I only meant to be in this faceless, soulless coffee dump for a few minutes. I only bought the coffee to rent the table. Now I can feel a shortening of breath and dulling of wit setting in. If we could all get out into a park or make a fire on a sandy river bank I could stand and pace and talk for hours, but this human-zoo space is sucking the vitality out of me.

“You’re embracing and reinforcing your false narrative,” I tell Sean. “You cling to spiritual fairytales because you have yet to open your eyes and discover your authentic pattern. That’s what you really came here looking for, that’s what you’re really trying to figure out. The good news is that, though you can’t have meaning, you can have purpose, but it’s not until you puke all that sugary, fear-based spiritual crap out of your system that you can understand your real situation and discover the unique path that is yours alone to follow. You’re not on a journey right now, you’re trapped inside the comfort zone of your own false narrative and mistaking motion for progress, but the only real progress you can make is toward your own realization, the expression of your unique pattern, and that’s what spiritual fairytales about evolution and progress and meaning prevent you from doing.”

He starts to object but I push forward. 

“The dreamstate is a false construct in which we can’t distinguish between true and false because the structure itself — Maya’s Palace of Illusion — is false. We can, however, distinguish between artificial and authentic. Your artificial narrative is that of the herd; shuffling along, eyes shut, eating, reproducing, trying to keep up with your herdmates without bumping into them too much, pretending you’re going somewhere and that there’s some great meaning or importance to it all.”

“Then what’s my authentic narrative?” asks Sean.

“I don’t know. What is it?”

Another pause.

“I guess that’s what I’m trying to find out,”  he says.

“Your authentic narrative — your unique pattern, your spiritual DNA — is not being hidden or withheld from you, but you won’t find it in any classroom or textbook, or get it from any so-called spiritual teacher, and you certainly won’t find it in the herd.”

“Then where do I find it?”

“You can only discover your unique path by traveling it. Awakening within the dreamstate is not a one-and-done deal, it’s an ongoing journey. Every step is the revelation of a new vista. It’s a process of continuous unfolding, but to discover your unique pattern you must first break out of the herd’s pattern and find your own way. That’s the death/rebirth transition no one likes to hear about, but there can be no adulthood without first dying out of childhood.”

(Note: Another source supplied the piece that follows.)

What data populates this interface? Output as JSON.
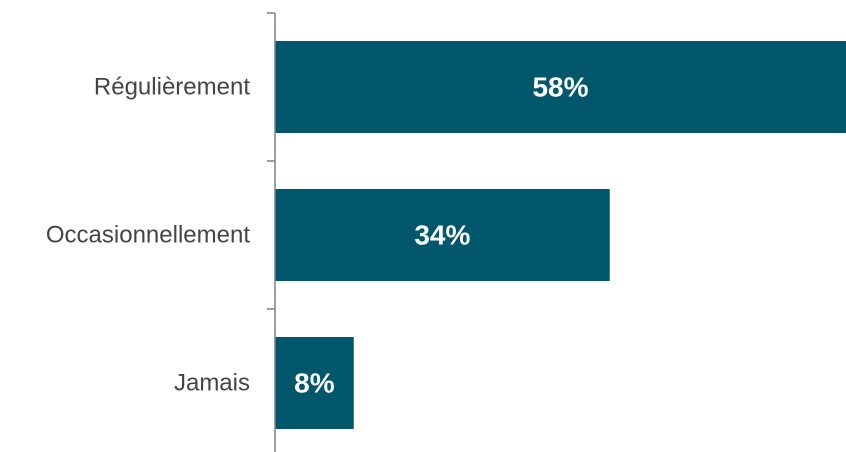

“But what if someone is evil?” asks a girl who may or may not be related to Sean based on nose and forehead shape. “Are they supposed to explore their authentic nature?”

“Nothing is good or bad but thinking makes it so,” I reply, happy to be on solid ground again. “We can’t all be Dudley Do-Right, we need Snidely Whiplash too. If no one ties Nell to the train tracks, then Dudley is just a meter-maid and the dramatic production becomes boring and therefore pointless. Dudley may be the good guy, but it’s Snidely who drives the story forward. Dudley and Snidely are the equal and opposing elements of the yinyang symbol. Neither is better or worse, good or evil, right or wrong; they’re both essential and there can be neither without the other. Ultimately, all duality exists within context and all context is false. Excuse me, nature calls.”

They make room for me and I slip out of the booth and out the side door. Five minutes later I’m heading out of Everytown USA and back to the mountains where I can breathe again.